A widespread review by the World Cancer Research Fund called Diet, Nutrition, Physical Activity, and Cancer: a Global Perspective found that sedentary behavior from increased exposure to cellphones, computers and other electronic entertainment is associated with weight gain, which ups the risk of 12 cancers.
A separate study by King’s College London, published in the British Journal of Ophthalmology, found that playing computer games, along with other factors, is tied to an increased risk of nearsightedness in childhood.
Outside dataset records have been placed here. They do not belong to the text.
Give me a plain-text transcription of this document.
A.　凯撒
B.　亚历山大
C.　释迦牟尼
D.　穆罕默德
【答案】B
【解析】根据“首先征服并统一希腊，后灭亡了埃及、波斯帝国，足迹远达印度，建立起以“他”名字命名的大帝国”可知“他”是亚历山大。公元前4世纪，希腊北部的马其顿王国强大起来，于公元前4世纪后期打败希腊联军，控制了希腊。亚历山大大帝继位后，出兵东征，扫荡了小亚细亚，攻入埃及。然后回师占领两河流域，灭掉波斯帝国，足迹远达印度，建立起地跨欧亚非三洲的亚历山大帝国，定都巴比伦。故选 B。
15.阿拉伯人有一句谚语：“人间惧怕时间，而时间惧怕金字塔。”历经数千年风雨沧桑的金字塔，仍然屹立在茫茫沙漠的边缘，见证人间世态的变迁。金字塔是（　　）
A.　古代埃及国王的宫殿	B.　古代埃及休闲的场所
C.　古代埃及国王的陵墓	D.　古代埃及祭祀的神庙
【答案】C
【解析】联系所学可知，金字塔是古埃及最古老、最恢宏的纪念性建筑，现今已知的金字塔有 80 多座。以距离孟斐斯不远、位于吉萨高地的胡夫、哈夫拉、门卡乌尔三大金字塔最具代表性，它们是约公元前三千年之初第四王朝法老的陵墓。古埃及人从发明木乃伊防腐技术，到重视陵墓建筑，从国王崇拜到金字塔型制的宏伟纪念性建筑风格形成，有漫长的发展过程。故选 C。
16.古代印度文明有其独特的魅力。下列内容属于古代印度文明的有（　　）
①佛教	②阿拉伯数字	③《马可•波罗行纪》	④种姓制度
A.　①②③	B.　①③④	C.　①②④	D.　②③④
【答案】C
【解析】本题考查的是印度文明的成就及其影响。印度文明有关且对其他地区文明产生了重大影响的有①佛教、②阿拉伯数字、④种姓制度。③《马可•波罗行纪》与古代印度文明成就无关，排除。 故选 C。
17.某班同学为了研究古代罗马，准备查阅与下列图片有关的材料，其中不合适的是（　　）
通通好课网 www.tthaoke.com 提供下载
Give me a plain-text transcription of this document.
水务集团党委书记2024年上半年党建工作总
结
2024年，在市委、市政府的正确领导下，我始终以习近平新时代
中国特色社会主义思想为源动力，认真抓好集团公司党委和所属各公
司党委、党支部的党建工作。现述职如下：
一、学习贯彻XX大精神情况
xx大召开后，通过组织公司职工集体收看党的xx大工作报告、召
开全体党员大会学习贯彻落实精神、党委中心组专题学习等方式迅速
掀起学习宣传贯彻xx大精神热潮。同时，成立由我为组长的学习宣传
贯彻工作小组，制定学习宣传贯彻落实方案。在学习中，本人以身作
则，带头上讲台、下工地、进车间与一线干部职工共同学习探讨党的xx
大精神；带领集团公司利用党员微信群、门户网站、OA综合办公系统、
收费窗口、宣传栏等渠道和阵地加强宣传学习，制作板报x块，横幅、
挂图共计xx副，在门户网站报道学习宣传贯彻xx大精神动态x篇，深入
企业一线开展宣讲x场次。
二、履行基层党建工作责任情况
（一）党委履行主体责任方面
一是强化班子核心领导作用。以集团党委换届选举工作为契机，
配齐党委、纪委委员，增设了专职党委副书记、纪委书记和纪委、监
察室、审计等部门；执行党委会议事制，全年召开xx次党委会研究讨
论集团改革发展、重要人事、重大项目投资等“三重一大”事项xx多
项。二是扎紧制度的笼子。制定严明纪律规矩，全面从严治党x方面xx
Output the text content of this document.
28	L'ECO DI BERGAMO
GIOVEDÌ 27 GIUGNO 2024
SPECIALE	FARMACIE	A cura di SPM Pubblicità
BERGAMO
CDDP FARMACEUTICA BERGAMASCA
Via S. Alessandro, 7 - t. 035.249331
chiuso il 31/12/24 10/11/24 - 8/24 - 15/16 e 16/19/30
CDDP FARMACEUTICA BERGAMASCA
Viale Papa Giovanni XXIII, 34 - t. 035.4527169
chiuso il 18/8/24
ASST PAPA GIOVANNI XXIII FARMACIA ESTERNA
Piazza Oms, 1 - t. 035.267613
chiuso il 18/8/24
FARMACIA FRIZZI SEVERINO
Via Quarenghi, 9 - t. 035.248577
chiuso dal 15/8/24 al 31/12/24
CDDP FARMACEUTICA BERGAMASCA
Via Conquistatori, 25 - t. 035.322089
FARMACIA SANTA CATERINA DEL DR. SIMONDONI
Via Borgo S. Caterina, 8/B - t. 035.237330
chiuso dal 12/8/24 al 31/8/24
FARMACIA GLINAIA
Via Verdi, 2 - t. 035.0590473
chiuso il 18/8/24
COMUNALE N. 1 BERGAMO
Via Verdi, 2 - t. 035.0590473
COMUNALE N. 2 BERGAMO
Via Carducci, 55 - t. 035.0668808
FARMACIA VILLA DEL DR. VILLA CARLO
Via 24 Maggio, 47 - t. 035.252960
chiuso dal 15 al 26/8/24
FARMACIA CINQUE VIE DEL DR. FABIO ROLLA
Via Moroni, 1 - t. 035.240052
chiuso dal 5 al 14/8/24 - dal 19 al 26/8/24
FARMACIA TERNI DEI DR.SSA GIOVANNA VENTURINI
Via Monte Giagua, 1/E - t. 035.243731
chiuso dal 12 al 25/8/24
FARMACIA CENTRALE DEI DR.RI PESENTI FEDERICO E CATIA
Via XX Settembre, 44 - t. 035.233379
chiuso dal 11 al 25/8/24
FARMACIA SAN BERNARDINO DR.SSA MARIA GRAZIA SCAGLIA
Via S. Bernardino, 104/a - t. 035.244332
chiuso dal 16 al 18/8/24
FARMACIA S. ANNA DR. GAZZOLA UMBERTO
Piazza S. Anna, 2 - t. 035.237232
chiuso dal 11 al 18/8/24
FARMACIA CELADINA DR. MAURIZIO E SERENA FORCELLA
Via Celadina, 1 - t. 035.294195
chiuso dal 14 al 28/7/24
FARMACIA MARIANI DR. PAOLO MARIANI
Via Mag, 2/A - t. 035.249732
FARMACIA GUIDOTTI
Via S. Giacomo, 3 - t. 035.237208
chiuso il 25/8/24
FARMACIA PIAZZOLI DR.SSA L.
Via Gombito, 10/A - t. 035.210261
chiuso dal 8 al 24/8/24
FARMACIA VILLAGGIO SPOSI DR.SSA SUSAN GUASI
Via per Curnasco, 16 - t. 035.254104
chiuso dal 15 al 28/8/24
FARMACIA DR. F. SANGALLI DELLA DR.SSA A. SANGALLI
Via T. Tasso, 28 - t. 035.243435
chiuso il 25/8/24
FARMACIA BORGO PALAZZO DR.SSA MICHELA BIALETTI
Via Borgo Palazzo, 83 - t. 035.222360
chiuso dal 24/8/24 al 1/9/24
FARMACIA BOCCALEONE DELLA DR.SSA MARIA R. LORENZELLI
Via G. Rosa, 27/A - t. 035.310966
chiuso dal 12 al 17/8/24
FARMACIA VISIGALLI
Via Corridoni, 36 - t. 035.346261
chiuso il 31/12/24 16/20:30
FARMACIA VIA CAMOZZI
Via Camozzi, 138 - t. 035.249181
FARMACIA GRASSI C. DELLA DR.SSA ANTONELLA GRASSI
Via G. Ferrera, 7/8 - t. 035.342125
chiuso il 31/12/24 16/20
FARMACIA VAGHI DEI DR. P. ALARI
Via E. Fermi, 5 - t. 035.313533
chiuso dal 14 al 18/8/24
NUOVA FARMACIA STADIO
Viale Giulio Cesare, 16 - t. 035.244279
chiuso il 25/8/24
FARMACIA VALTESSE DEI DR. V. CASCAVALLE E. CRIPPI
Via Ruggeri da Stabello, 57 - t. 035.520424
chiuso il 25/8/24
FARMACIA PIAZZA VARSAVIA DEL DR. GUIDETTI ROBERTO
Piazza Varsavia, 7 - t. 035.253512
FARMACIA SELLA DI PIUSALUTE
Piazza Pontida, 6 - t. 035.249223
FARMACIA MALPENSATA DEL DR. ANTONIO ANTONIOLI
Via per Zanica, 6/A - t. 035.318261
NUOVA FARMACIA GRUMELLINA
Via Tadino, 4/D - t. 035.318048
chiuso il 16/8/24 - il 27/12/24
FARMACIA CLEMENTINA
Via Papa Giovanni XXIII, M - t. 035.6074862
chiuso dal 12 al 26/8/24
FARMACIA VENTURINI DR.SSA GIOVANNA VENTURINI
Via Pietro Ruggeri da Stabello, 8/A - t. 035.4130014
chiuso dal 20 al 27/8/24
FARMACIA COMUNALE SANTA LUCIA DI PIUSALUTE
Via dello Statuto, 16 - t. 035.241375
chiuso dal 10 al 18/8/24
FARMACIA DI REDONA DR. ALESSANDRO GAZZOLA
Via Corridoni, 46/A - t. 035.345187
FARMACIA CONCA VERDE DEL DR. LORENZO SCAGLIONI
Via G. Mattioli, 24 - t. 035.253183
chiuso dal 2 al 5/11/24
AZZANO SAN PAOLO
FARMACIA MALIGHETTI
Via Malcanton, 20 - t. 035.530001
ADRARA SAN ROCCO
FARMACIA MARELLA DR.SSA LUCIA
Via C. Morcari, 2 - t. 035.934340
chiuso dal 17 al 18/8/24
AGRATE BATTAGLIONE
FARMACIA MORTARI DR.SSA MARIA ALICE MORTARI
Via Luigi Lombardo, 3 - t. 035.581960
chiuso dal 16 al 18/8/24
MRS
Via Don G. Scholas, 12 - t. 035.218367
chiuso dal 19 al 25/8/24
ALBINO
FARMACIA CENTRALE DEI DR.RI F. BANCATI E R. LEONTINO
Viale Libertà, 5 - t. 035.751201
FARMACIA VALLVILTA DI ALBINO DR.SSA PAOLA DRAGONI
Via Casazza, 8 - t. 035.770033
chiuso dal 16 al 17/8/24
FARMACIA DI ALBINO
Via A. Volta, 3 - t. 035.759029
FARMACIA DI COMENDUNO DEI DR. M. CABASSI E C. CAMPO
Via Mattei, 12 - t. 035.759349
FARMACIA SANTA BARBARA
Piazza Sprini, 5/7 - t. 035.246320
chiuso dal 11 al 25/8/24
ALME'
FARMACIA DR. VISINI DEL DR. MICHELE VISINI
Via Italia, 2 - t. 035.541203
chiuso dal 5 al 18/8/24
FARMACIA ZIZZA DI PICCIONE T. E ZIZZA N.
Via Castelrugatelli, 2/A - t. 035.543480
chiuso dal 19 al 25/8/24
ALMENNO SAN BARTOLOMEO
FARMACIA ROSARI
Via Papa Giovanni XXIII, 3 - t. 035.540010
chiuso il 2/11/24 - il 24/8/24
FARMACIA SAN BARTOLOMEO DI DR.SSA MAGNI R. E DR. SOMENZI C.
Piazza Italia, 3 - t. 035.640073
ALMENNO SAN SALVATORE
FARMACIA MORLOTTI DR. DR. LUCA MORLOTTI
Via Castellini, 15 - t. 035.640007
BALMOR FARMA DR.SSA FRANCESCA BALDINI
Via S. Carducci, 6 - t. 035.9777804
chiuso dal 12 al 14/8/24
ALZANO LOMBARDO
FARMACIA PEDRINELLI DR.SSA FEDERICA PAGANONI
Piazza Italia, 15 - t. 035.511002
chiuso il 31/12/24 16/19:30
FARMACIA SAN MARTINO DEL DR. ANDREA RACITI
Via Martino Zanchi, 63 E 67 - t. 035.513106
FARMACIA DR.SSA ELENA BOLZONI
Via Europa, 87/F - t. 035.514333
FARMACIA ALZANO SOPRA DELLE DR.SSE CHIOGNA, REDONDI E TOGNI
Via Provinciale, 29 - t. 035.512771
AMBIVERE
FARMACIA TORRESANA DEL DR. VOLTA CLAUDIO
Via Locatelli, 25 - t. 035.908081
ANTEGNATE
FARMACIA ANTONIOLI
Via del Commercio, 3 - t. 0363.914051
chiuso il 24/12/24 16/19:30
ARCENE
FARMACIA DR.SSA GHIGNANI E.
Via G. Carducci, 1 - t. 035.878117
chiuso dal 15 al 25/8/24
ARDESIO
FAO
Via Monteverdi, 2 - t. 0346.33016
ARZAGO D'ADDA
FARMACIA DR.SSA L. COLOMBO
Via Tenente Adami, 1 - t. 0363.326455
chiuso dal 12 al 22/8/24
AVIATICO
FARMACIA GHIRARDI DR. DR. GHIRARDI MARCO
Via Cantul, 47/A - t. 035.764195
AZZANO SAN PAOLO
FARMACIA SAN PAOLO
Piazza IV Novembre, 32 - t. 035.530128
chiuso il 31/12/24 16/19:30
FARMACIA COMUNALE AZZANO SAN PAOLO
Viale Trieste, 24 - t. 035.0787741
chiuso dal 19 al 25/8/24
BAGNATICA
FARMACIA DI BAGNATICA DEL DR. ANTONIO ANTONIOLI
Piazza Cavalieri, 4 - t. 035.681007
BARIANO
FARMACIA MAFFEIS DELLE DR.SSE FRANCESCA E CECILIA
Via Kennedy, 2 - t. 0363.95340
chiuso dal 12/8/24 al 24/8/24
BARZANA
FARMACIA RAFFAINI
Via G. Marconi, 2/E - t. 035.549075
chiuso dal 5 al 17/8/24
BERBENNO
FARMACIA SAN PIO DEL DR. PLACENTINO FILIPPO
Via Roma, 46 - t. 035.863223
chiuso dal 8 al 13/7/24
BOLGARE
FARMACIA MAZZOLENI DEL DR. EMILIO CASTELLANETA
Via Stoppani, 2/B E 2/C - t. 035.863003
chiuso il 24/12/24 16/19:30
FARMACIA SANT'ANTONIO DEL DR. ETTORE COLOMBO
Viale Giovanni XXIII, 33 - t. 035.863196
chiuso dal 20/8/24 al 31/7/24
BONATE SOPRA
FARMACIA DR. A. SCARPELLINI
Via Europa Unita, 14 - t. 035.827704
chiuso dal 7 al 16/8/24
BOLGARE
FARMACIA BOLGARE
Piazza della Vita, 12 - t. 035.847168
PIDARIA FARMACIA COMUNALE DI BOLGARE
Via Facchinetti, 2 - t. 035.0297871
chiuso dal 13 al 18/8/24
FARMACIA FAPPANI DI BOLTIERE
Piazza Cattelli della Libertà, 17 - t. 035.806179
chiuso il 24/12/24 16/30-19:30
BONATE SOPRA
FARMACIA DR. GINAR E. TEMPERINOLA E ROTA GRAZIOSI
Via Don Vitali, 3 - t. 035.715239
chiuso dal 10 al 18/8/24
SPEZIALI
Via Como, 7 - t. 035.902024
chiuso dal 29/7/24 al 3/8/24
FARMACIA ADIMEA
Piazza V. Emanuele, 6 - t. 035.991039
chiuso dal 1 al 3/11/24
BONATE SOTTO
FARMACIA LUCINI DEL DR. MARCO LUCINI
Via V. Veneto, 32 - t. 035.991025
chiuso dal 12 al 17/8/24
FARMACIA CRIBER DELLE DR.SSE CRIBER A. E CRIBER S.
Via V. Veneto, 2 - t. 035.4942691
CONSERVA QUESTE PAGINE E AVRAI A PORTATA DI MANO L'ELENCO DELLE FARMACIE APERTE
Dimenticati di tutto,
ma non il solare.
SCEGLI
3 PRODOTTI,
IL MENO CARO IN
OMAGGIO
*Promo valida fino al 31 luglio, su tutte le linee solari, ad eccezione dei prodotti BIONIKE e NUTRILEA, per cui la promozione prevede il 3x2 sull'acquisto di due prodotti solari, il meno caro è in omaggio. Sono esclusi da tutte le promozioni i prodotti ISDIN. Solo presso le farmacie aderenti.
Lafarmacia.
Meanwhile, Campbell says she doesn’t keep track of _ nor is she worried about _ how often her elementary school-aged kids are glued to screens.
“Both children have ready access to devices when not at school as well as devices used in their classrooms,” the stay-at-home mom says. “In my son’s class they use iPads and, in my daughter’s, they use Chromebooks ... We almost always have the TV on in addition to easy access to the computer, Kindle or iPad.”
Campbell says devices have been especially helpful for her 9-year-old son Patrick, who has moderate autism spectrum disorder, and has been labeled low-verbal and noncommunicative.
She says Patrick first began communicating with help from a symbol-based communication app on his iPad called Proloquo2Go, designed for those who can’t speak.